OCP on AWS - Interrupt Spot instances with FIS

This guide shows how to create a AWS FIS (Fault Injection Service) experiment to interrupt spot instances in OpenShift clusters running on AWS.

The experiment creates a rule to trigger the spot interruption signal for N nodes matching the kubernetes cluster tags (used by default in OpenShift clusters).

Prerequisites

  • AWS CLI installed
  • AWS Permissions to create CloudFormation stack setting IAM capabilities
  • OpenShift cluster installed on AWS with instance SPOT lifecycle created (machineset)
  • Each group of instances (MachineSet) must be created with EC2 Tag fis:spot-interrupt to match the FIS experiment.

Steps

Steps to run it:

  • Download the CloudFormation template to create the experiment:
curl -Lso ./50_fips_spot_interruption.yaml https://raw.githubusercontent.com/mtulio/mtulio.labs/master/labs/ocp-install-iac/aws-cloudformation-templates/50_fips_spot_interruption.yaml
  • Create the CloudFormation stack targetting the cluster:
export AWS_REGION=us-east-1
# Create the experiment triggering many spot instances (100)
## Time before Interrupt in minutes
BEFORE_INTERRUPTION_TIME=2
SPOT_INSTANCE_COUNT=10
TEMPLATE_PATH=file://./50_fips_spot_interruption.yaml
# TEMPLATE_PATH=file://./labs/ocp-install-iac/aws-cloudformation-templates/50_fips_spot_interruption.yaml

aws cloudformation create-stack \
    --region ${AWS_REGION} \
    --stack-name "${INFRA_ID}-spot-interrupt" \
    --template-body ${TEMPLATE_PATH} \
    --capabilities CAPABILITY_IAM \
    --parameters \
        ParameterKey=InstancesToInterrupt,ParameterValue=${SPOT_INSTANCE_COUNT} \
        ParameterKey=DurationBeforeInterruption,ParameterValue=${BEFORE_INTERRUPTION_TIME}

aws cloudformation wait stack-create-complete \
    --region ${AWS_REGION} \
    --stack-name "${INFRA_ID}-spot-interrupt"

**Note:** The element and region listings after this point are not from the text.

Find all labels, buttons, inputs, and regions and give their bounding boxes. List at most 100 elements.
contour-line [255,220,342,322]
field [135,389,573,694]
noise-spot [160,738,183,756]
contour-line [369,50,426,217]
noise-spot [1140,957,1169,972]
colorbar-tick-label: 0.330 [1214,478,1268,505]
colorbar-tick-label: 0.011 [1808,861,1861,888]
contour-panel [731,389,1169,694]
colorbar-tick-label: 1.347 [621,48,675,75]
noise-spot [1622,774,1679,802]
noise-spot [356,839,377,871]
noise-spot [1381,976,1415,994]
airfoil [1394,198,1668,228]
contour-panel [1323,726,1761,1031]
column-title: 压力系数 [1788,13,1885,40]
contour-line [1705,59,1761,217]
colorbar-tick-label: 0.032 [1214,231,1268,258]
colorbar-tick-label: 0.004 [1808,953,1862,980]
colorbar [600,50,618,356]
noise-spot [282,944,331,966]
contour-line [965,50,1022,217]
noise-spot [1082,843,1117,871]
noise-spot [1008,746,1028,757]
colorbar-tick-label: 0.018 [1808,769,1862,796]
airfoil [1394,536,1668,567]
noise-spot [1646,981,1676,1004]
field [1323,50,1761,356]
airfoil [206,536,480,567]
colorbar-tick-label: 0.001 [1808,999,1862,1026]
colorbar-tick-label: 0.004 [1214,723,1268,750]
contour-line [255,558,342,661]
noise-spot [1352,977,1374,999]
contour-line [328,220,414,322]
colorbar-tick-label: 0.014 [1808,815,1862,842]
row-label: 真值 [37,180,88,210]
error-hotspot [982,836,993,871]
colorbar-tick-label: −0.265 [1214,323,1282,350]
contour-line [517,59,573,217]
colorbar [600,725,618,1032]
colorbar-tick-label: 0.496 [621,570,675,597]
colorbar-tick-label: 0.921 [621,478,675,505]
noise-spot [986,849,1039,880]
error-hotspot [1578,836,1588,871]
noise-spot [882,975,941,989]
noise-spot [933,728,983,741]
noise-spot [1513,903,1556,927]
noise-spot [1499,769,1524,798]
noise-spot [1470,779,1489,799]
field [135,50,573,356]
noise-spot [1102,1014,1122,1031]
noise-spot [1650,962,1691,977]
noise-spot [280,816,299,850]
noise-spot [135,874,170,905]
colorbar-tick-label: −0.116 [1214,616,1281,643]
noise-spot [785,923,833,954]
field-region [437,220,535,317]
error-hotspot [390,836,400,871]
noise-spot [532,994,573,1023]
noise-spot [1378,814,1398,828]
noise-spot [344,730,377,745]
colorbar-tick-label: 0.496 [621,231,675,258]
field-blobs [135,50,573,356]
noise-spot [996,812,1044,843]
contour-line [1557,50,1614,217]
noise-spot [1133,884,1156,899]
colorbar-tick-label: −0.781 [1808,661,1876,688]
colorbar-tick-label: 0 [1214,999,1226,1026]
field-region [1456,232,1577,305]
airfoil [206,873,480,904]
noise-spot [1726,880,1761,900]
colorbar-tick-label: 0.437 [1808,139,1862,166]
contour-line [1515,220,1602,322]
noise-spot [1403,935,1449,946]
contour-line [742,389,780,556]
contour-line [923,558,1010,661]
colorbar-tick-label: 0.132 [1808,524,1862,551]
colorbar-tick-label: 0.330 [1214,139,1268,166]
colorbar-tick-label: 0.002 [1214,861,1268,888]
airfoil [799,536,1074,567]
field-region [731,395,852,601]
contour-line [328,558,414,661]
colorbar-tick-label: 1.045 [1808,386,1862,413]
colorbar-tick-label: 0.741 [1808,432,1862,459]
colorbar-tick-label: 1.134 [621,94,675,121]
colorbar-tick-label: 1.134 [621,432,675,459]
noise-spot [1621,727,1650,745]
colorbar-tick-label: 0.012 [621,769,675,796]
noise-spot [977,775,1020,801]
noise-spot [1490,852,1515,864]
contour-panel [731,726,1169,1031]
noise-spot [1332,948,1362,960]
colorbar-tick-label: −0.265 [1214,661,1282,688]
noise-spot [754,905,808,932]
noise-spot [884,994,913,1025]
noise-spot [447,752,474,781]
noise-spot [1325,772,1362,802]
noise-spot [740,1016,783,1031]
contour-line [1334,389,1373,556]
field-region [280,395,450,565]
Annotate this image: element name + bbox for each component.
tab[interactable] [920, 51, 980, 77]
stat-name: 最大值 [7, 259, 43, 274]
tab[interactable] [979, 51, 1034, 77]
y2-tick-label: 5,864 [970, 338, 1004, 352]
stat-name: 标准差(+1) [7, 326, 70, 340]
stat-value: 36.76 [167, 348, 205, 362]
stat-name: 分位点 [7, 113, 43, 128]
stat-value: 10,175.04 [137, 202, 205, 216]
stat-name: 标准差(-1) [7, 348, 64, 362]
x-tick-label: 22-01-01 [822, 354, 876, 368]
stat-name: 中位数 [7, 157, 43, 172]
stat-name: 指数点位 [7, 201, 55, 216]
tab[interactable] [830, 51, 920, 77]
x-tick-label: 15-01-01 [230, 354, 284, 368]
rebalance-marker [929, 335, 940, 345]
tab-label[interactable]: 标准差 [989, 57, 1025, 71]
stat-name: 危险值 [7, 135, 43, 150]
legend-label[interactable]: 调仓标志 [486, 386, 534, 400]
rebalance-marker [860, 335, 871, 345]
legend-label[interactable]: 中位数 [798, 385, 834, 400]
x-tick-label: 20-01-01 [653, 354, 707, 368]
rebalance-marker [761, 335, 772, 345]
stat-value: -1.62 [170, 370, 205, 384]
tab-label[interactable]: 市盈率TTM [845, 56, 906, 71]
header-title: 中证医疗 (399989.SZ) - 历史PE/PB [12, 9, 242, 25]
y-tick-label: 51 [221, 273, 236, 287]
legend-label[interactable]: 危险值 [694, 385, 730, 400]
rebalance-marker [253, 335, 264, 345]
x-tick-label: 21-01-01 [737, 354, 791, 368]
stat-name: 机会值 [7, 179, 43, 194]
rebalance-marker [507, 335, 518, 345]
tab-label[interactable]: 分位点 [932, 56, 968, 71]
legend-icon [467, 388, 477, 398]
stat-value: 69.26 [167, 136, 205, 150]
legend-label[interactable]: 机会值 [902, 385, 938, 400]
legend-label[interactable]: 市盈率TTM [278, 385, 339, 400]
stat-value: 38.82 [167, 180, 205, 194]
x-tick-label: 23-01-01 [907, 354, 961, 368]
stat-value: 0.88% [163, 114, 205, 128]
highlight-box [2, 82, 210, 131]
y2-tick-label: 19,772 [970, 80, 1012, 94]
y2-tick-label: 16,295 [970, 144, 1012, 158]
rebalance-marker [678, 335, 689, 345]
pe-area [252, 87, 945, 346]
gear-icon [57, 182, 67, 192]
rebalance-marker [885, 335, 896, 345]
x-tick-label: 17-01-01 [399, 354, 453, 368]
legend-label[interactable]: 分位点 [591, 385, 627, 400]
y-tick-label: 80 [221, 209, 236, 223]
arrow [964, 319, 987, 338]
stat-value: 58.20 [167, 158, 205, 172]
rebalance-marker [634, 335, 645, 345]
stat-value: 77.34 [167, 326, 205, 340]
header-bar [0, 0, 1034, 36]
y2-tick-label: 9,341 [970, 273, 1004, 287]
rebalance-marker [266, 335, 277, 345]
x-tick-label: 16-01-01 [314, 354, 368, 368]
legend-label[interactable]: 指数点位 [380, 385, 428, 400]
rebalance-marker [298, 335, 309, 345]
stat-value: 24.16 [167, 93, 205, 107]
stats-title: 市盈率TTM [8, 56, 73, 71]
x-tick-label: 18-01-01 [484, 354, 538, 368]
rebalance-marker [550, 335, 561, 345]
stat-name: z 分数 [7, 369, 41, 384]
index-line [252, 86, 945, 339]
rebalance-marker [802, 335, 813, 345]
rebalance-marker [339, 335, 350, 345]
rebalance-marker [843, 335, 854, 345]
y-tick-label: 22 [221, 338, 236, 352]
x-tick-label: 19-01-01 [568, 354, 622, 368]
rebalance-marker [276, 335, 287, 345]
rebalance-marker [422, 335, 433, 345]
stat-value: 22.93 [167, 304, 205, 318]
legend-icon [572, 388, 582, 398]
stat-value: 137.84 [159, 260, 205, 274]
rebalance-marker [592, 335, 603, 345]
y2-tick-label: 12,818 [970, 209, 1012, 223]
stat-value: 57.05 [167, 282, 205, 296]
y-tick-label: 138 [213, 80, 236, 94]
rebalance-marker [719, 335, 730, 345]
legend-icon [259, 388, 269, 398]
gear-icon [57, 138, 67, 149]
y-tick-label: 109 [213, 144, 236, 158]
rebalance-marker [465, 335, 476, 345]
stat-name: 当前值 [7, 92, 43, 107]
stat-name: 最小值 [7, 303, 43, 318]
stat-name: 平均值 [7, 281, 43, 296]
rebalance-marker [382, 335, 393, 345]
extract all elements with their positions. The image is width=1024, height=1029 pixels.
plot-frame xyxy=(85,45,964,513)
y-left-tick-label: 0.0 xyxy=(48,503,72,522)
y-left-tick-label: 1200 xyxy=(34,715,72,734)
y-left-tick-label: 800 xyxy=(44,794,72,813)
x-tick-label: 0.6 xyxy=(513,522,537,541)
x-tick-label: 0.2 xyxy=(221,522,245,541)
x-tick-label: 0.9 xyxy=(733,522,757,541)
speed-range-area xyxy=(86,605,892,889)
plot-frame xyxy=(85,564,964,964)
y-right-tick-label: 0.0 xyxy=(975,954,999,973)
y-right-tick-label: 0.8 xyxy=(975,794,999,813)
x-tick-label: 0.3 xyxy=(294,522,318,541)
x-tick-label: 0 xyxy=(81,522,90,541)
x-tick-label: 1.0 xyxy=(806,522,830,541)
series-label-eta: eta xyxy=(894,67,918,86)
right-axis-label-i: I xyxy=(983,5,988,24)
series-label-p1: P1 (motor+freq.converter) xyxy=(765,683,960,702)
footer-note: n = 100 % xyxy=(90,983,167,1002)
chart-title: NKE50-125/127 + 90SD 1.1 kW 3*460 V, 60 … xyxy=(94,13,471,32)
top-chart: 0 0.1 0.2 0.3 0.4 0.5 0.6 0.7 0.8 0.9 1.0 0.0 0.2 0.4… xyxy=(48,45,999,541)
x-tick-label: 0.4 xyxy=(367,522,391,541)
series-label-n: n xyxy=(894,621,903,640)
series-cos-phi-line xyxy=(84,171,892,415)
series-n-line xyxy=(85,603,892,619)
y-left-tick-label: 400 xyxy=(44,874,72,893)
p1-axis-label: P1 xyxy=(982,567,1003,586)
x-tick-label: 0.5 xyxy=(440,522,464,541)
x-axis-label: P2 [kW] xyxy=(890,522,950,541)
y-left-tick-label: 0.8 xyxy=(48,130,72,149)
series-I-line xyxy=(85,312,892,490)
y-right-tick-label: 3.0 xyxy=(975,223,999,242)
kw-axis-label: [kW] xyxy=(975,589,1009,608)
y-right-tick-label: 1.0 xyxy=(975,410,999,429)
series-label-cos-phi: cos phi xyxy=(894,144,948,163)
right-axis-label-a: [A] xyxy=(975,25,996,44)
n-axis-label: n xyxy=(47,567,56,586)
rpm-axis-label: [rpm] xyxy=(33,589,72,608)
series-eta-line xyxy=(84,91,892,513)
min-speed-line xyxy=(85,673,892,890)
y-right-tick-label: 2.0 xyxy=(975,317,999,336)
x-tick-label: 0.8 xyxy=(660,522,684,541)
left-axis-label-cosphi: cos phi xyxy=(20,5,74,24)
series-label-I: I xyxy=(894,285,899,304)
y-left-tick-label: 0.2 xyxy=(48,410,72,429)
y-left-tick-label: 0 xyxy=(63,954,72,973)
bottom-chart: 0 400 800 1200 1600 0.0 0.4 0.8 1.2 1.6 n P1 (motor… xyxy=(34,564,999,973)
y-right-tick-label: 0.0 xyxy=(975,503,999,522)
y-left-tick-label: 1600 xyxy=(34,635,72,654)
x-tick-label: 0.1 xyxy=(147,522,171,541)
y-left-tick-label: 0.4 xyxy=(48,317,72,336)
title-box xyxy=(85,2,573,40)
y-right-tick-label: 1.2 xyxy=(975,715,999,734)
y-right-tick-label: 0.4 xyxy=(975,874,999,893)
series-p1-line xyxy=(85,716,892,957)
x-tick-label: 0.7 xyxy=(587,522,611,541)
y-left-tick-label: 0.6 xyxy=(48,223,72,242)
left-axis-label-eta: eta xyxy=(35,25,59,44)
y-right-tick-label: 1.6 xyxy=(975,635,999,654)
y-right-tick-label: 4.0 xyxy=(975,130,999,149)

aws cloudformation describe-stacks \
    --region ${AWS_REGION} \
    --stack-name "${INFRA_ID}-spot-interrupt" \
    --query 'Stacks[]'
  • Run the experiment
export EXPERIMENT_TEMPLATE_ID=$(aws cloudformation describe-stacks --region ${AWS_REGION} \
    --stack-name "${INFRA_ID}-spot-interrupt"  \
    --query 'Stacks[].Outputs[?OutputKey==`FISExperimentTemplateID`][].OutputValue' \
    --output text)

aws fis start-experiment --experiment-template-id $EXPERIMENT_TEMPLATE_ID
  • Check the experiments:

    • AWS Console: https://us-east-1.console.aws.amazon.com/fis/home?region=us-east-1#Experiments
    • CLI:
EXPERIMENT_ID=$(aws fis list-experiments \
    | jq -r ".experiments[] \
        | select (.state.status==\"completed\") \
        | select(.experimentTemplateId==\"$EXPERIMENT_TEMPLATE_ID\").id")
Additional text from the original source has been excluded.